The appellate court made an important distinction — one that should be noted by all attorneys when it comes to civilian hearsay statements — that hearsay statements made by “public employees who have a duty to observe the facts and report and record them correctly” are admissible under the §1280 exception.

Since they are admissible under the §1280 exception, they are sufficient to sustain a finding despite what §11513(d) holds.

(II) Even if the Fire Captain’s Unsworn Hearsay Statement was Insufficient to Sustain a Finding, the hearsay statement by Hildebrand admitting to Driving was admissible under Evidence Code §1220: a party admission. 

Even if Captain Uzdavines’s hearsay statements were considered to be inadmissible under Evidence Code section 1280 to establish that Hildebrand was driving, the fire captain’s observations may be admitted to supplement or explain Hildebrand’s own admissions.

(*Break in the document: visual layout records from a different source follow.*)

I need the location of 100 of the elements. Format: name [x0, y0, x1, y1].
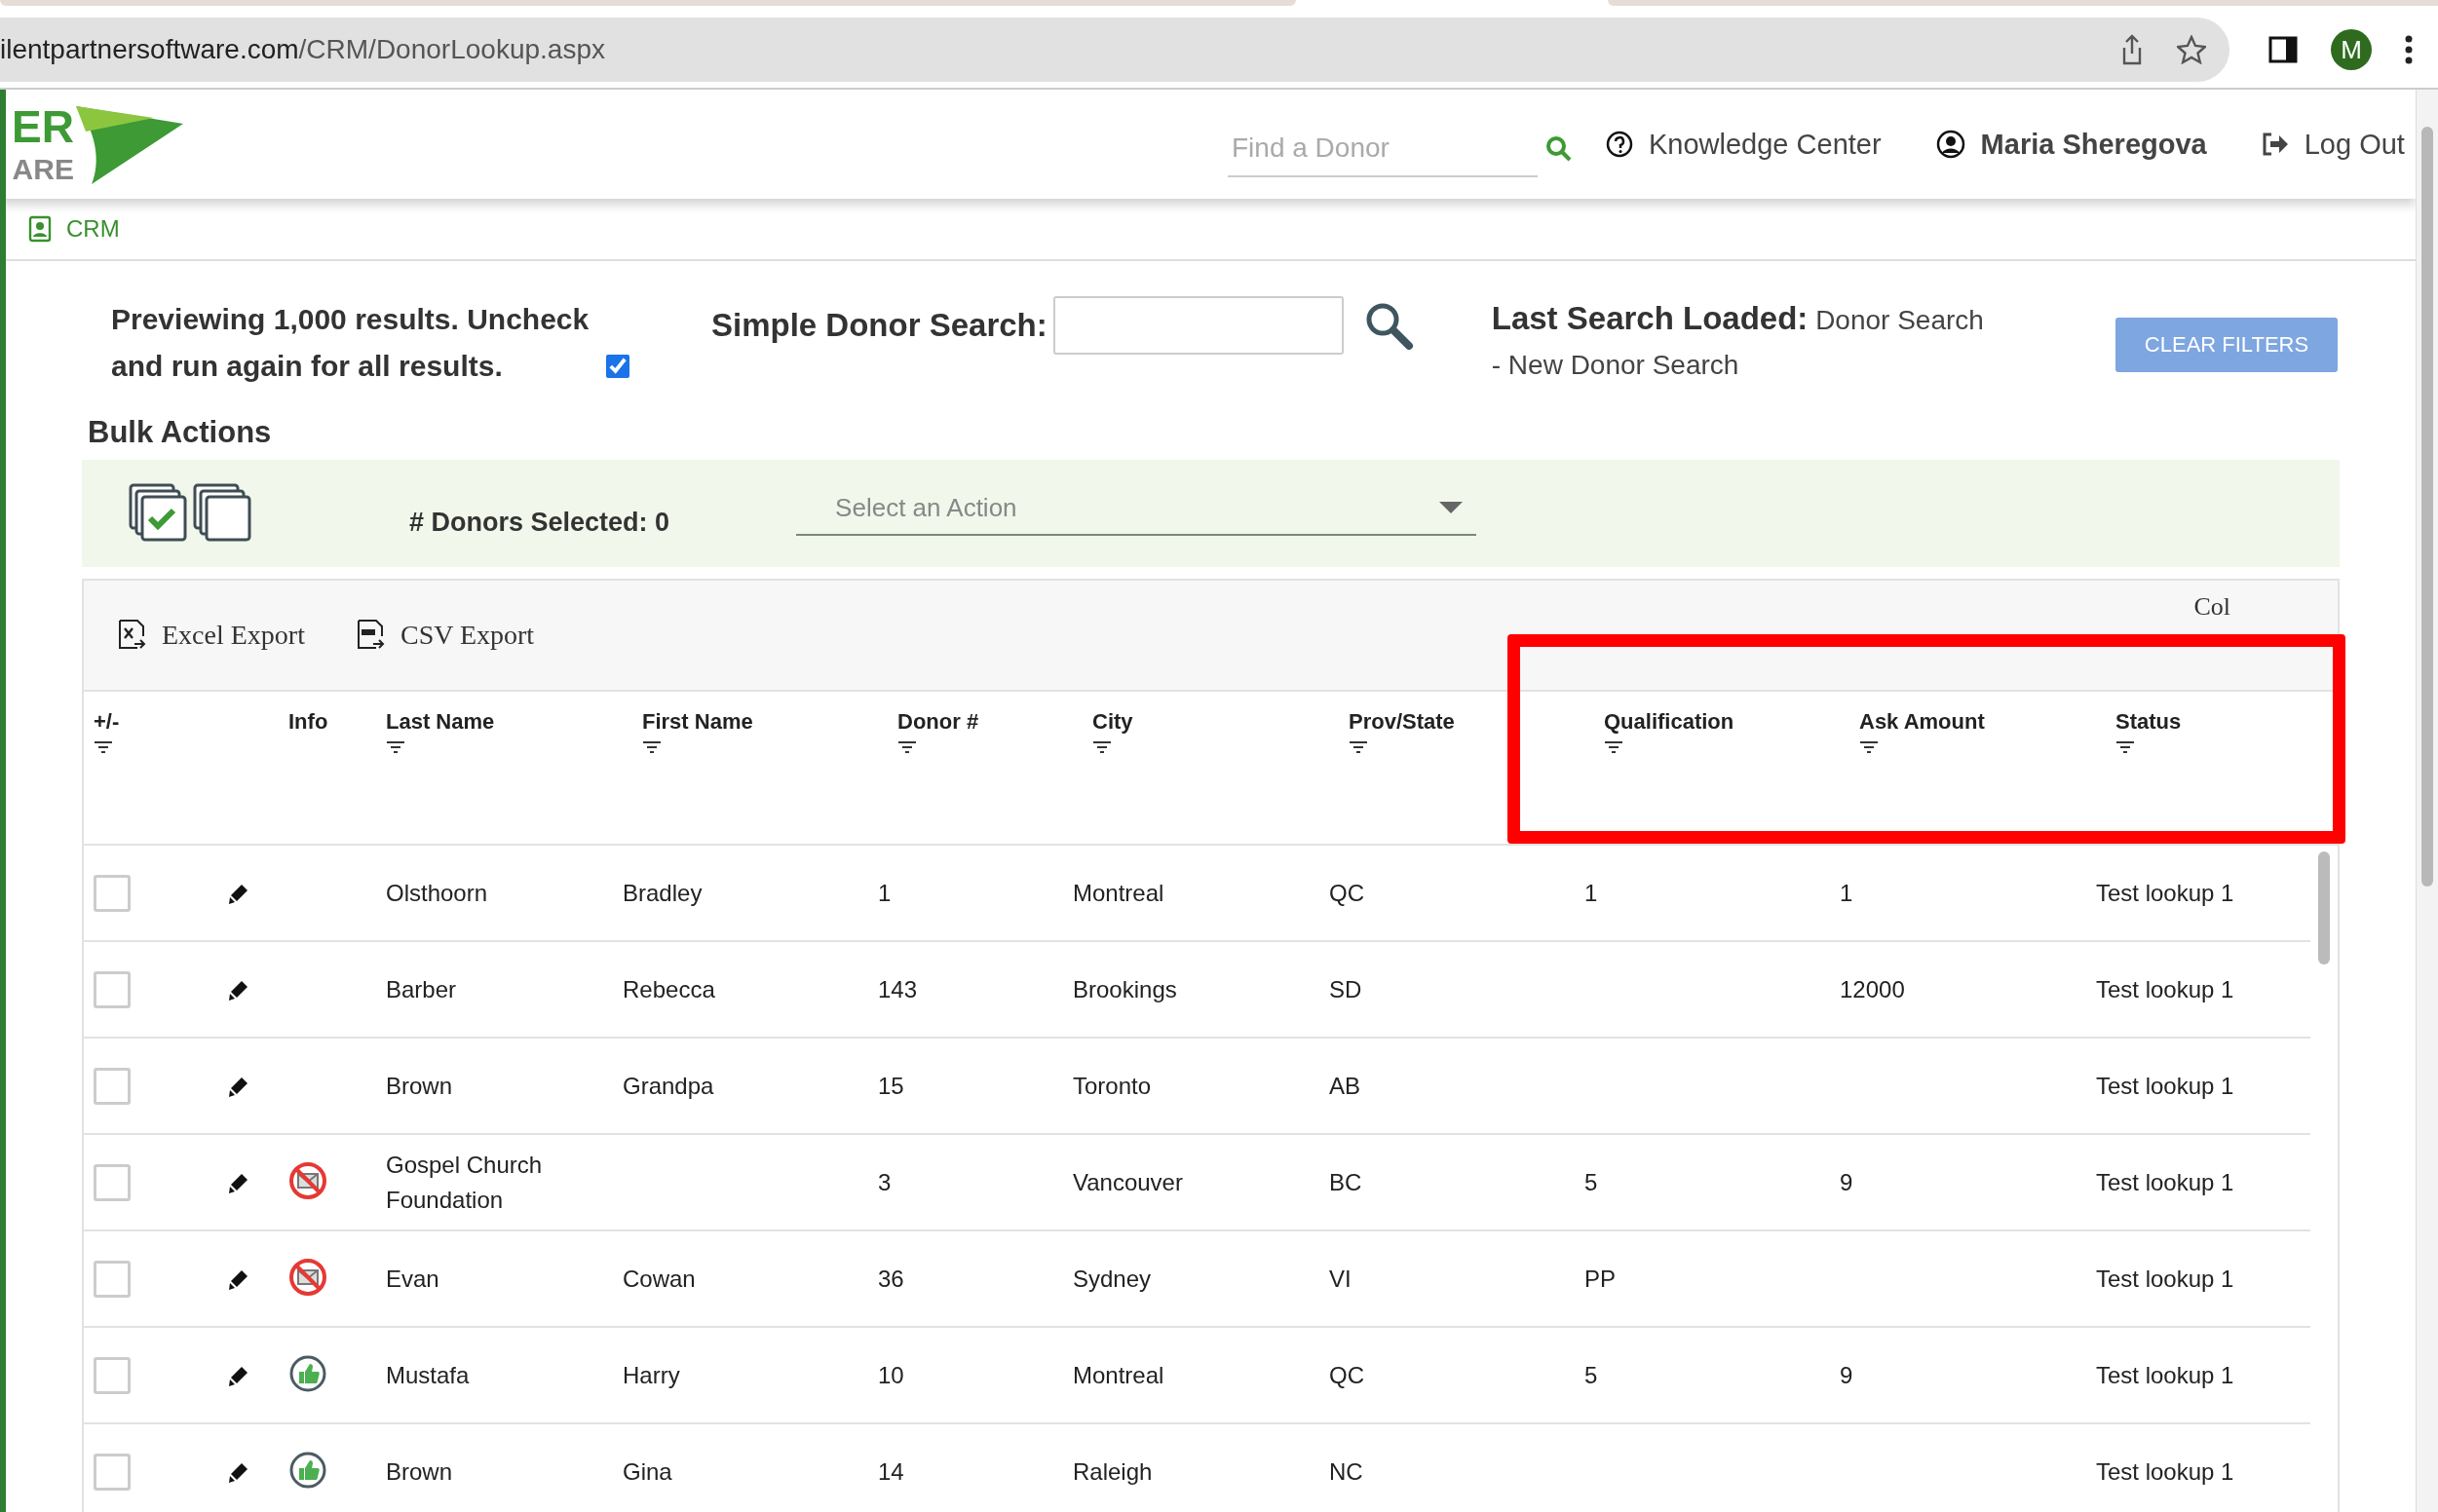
- filter-icon[interactable]: [642, 740, 662, 754]
- filter-icon[interactable]: [1092, 740, 1112, 754]
- table-cell: Test lookup 1: [2096, 1457, 2234, 1485]
- last-search-text: Last Search Loaded: Donor Search - New Donor Search: [1491, 299, 1985, 382]
- table-cell: 9: [1840, 1168, 1853, 1195]
- simple-search-label: Simple Donor Search:: [711, 307, 1048, 344]
- table-cell: QC: [1329, 1361, 1364, 1388]
- table-cell: 5: [1584, 1361, 1598, 1388]
- table-cell: 3: [878, 1168, 892, 1195]
- table-cell: AB: [1329, 1072, 1360, 1099]
- column-chooser[interactable]: Col: [2193, 592, 2230, 622]
- table-cell: Bradley: [623, 879, 703, 906]
- table-cell: Rebecca: [623, 975, 715, 1002]
- column-header[interactable]: Donor #: [897, 709, 979, 735]
- table-cell: VI: [1329, 1265, 1352, 1292]
- export-button[interactable]: Excel Export: [117, 619, 305, 652]
- column-header[interactable]: +/-: [94, 709, 120, 735]
- excel-file-icon: [117, 619, 148, 652]
- filter-icon[interactable]: [1349, 740, 1368, 754]
- user-icon: [1935, 130, 1965, 159]
- breadcrumb-link[interactable]: CRM: [66, 215, 120, 243]
- table-cell: Test lookup 1: [2096, 1072, 2234, 1099]
- logo-text: ARE: [11, 153, 75, 187]
- header-link[interactable]: Knowledge Center: [1649, 128, 1882, 161]
- table-cell: Cowan: [623, 1265, 696, 1292]
- column-header[interactable]: Status: [2115, 709, 2182, 735]
- filter-icon[interactable]: [386, 740, 405, 754]
- table-cell: Test lookup 1: [2096, 879, 2234, 906]
- column-header[interactable]: Prov/State: [1349, 709, 1455, 735]
- table-cell: Toronto: [1073, 1072, 1152, 1099]
- row-checkbox[interactable]: [94, 970, 131, 1008]
- table-cell: BC: [1329, 1168, 1362, 1195]
- selected-count: # Donors Selected: 0: [409, 507, 670, 538]
- table-cell: Gina: [623, 1457, 672, 1485]
- find-donor-field[interactable]: Find a Donor: [1228, 121, 1538, 177]
- table-cell: QC: [1329, 879, 1364, 906]
- menu-icon[interactable]: [2405, 35, 2413, 64]
- table-cell: Test lookup 1: [2096, 1265, 2234, 1292]
- table-cell: 15: [878, 1072, 904, 1099]
- table-cell: Barber: [386, 975, 457, 1002]
- table-cell: Montreal: [1073, 1361, 1164, 1388]
- scrollbar-thumb[interactable]: [2318, 851, 2330, 964]
- column-header[interactable]: Info: [288, 709, 328, 735]
- table-cell: Grandpa: [623, 1072, 714, 1099]
- profile-avatar[interactable]: M: [2331, 29, 2372, 70]
- caret-icon: [1439, 502, 1464, 513]
- export-button[interactable]: CSV Export: [355, 619, 535, 652]
- no-mail-icon: [288, 1257, 327, 1297]
- preview-checkbox[interactable]: [606, 355, 629, 378]
- contact-card-icon: [27, 215, 53, 243]
- table-cell: 9: [1840, 1361, 1853, 1388]
- table-cell: 1: [1584, 879, 1598, 906]
- row-checkbox[interactable]: [94, 874, 131, 912]
- logo-text: ER: [11, 101, 75, 154]
- select-all-icon[interactable]: [129, 483, 189, 544]
- filter-icon[interactable]: [2115, 740, 2135, 754]
- user-name-link[interactable]: Maria Sheregova: [1980, 128, 2207, 161]
- scrollbar-thumb[interactable]: [2421, 127, 2433, 887]
- column-header[interactable]: Qualification: [1604, 709, 1734, 735]
- thumbs-up-icon: [288, 1450, 327, 1490]
- filter-icon[interactable]: [94, 740, 113, 754]
- table-cell: Harry: [623, 1361, 680, 1388]
- share-icon[interactable]: [2120, 34, 2144, 65]
- row-checkbox[interactable]: [94, 1260, 131, 1298]
- filter-icon[interactable]: [897, 740, 917, 754]
- simple-search-field[interactable]: [1052, 296, 1344, 355]
- row-checkbox[interactable]: [94, 1453, 131, 1491]
- logout-icon: [2261, 132, 2289, 157]
- deselect-all-icon[interactable]: [193, 483, 253, 544]
- side-panel-icon[interactable]: [2268, 36, 2298, 63]
- table-cell: NC: [1329, 1457, 1363, 1485]
- column-header[interactable]: Last Name: [386, 709, 495, 735]
- row-checkbox[interactable]: [94, 1067, 131, 1105]
- table-cell: Brookings: [1073, 975, 1177, 1002]
- table-cell: 36: [878, 1265, 904, 1292]
- column-header[interactable]: City: [1092, 709, 1133, 735]
- row-checkbox[interactable]: [94, 1163, 131, 1201]
- no-mail-icon: [288, 1160, 327, 1200]
- help-icon: [1606, 131, 1633, 158]
- table-cell: 10: [878, 1361, 904, 1388]
- table-cell: 14: [878, 1457, 904, 1485]
- table-cell: Test lookup 1: [2096, 975, 2234, 1002]
- filter-icon[interactable]: [1859, 740, 1879, 754]
- table-cell: Olsthoorn: [386, 879, 488, 906]
- column-header[interactable]: Ask Amount: [1859, 709, 1985, 735]
- row-checkbox[interactable]: [94, 1356, 131, 1394]
- column-header[interactable]: First Name: [642, 709, 753, 735]
- star-icon[interactable]: [2177, 35, 2206, 64]
- csv-file-icon: [355, 619, 387, 652]
- search-icon[interactable]: [1545, 135, 1573, 163]
- table-cell: Vancouver: [1073, 1168, 1183, 1195]
- table-cell: Test lookup 1: [2096, 1361, 2234, 1388]
- header-link[interactable]: Log Out: [2304, 128, 2405, 161]
- table-cell: Sydney: [1073, 1265, 1152, 1292]
- table-cell: Brown: [386, 1072, 453, 1099]
- thumbs-up-icon: [288, 1353, 327, 1393]
- table-cell: 1: [1840, 879, 1853, 906]
- filter-icon[interactable]: [1604, 740, 1623, 754]
- table-cell: 12000: [1840, 975, 1905, 1002]
- table-cell: Raleigh: [1073, 1457, 1153, 1485]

Under Government Code section 11513, subdivision (d), evidence in an administrative hearing may include hearsay evidence for the purpose of supplementing or explaining other evidence. Contained in the officer’s unsworn arrest report, in addition to other statements, is Hildebrand’s admission he was driving. Hildebrand’s statements are excepted from the hearsay rule as party admissions. (Evidence Code, § 1220.)

The observations of the fire captain are admissible under Government Code § 11513(d) to “supplement or explain Hildebrand’s own admissions. Since Hildebrand’s admissions come within the party admission exception to the hearsay rule, the fire captain’s observations are permitted to explain and supplement his admissions about driving.

TERRY’S SILVER LINING:

– IF A STATEMENT IS MADE BY A PUBLIC EMPLOYEE WHO DOES NOT NORMALLY HAVE A DUTY TO CORRECTLY OBSERVE AND REPORT FACTS, THIS OPINION HOLDS THE STATEMENT INSUFFICIENT BY ITSELF TO SUSTAIN A FINDING UNDER GOV CODE 11513.

– IF THERE IS NO ADMISSION TO DRIVING REPORTED IN THE DOCUMENTARY EVIDENCE, THERE IS NOTHING TO BOOTSTRAP UNSWORN HEARSAY STATEMENTS BY CIVILIAN WITNESSES OR PUBLIC EMPLOYEES WITHOUT A DUTY TO OBSERVE & REPORT CORRECTLY.